On 2 July 2010 21:43, [email protected] <[email protected]> wrote:

> >>The thought of having third party software clicking all over a winforms
> app gives me the creeps.
>
> Why should it?  IMO it's a good thing. The idea is to try and break the
> code before your customers do.
> A few years back I put AutoMate (
> http://www.networkautomation.com/automate/7/) to a lot of use running
> tests on my winforms code (clinical applications). At the time I also had to
> build stuff in CA Visual Objects which only had an IDE and no command line
> compiler. I had the AutoMate scripts drive the compiler and produce builds,
> and check the text on the status line for compilation results. This saved a
> lot of time and made it more conducive to running a build more often.
>
> I can appreciate that in a scenario where it is not possible to directly
simulate the user interface in code, you might want have a test harness
actually use the UI.  The downside is that the coupling between your testing
code and the user interface is brittle.  What happens if the window size
changes, a button is renamed/moved, tab order changes, one form is
refactored into two?  In each case the test harness will break and you need
to adjust it to cope with the changed UI.

I acknowledge that some of the same problems are present when you simulate
your UI directly in code, and the UI changes.  However you will know about
it sooner via a compiler error.  All your testing code benefits from strong
typing and refactoring support in the IDE.


> That really helps shake bugs out of your software.
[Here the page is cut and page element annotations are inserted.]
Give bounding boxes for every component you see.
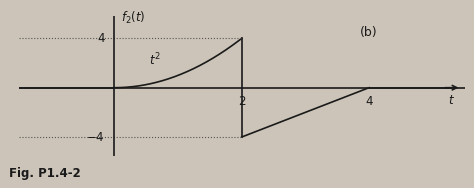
Text: $t^2$: $t^2$ — [149, 51, 161, 68]
Text: $f_2(t)$: $f_2(t)$ — [121, 10, 146, 26]
Text: (b): (b) — [360, 26, 378, 39]
Text: $t$: $t$ — [448, 94, 455, 108]
Text: 4: 4 — [365, 95, 373, 108]
Text: 4: 4 — [97, 32, 105, 45]
Text: Fig. P1.4-2: Fig. P1.4-2 — [9, 168, 81, 180]
Text: 2: 2 — [238, 95, 246, 108]
Text: $-4$: $-4$ — [86, 130, 105, 143]
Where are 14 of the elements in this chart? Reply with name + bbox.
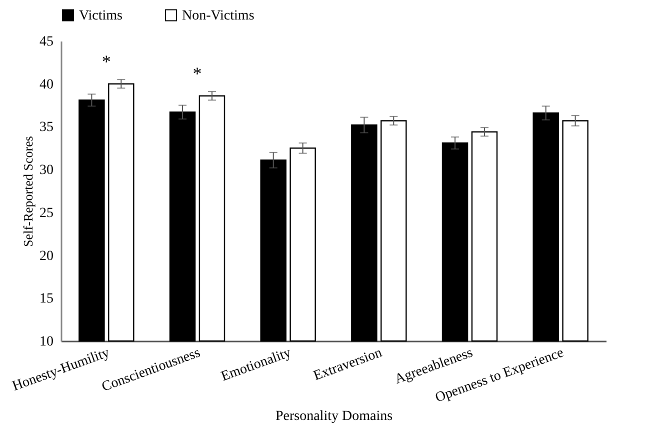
y-tick-label: 25 (40, 206, 54, 221)
y-tick-label: 20 (40, 248, 54, 264)
y-axis-title: Self-Reported Scores (20, 136, 36, 247)
y-tick-label: 40 (40, 77, 54, 92)
y-tick-label: 10 (40, 334, 54, 350)
y-tick-label: 15 (40, 292, 54, 307)
y-tick-label: 30 (40, 163, 54, 178)
y-tick-label: 45 (40, 34, 54, 50)
annotation: * (102, 52, 111, 72)
y-tick-label: 35 (40, 120, 54, 136)
legend-label: Non-Victims (182, 8, 254, 24)
legend-label: Victims (79, 8, 122, 24)
annotation: * (192, 64, 202, 84)
x-axis-title: Personality Domains (275, 408, 393, 424)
Unit tests are great too
> but there is definitely a place for these sorts of external UI-exercisers.
>
>
Fair point, I can see the value in having some external UI-exerciser used in
conjunction with unit tests.  I would limit the use however to basic
scenarios such as "Is the form showing without error" and leave the
complicated scenarios to unit tests and code, unless I had plenty of
manpower to keep the scripts up to date.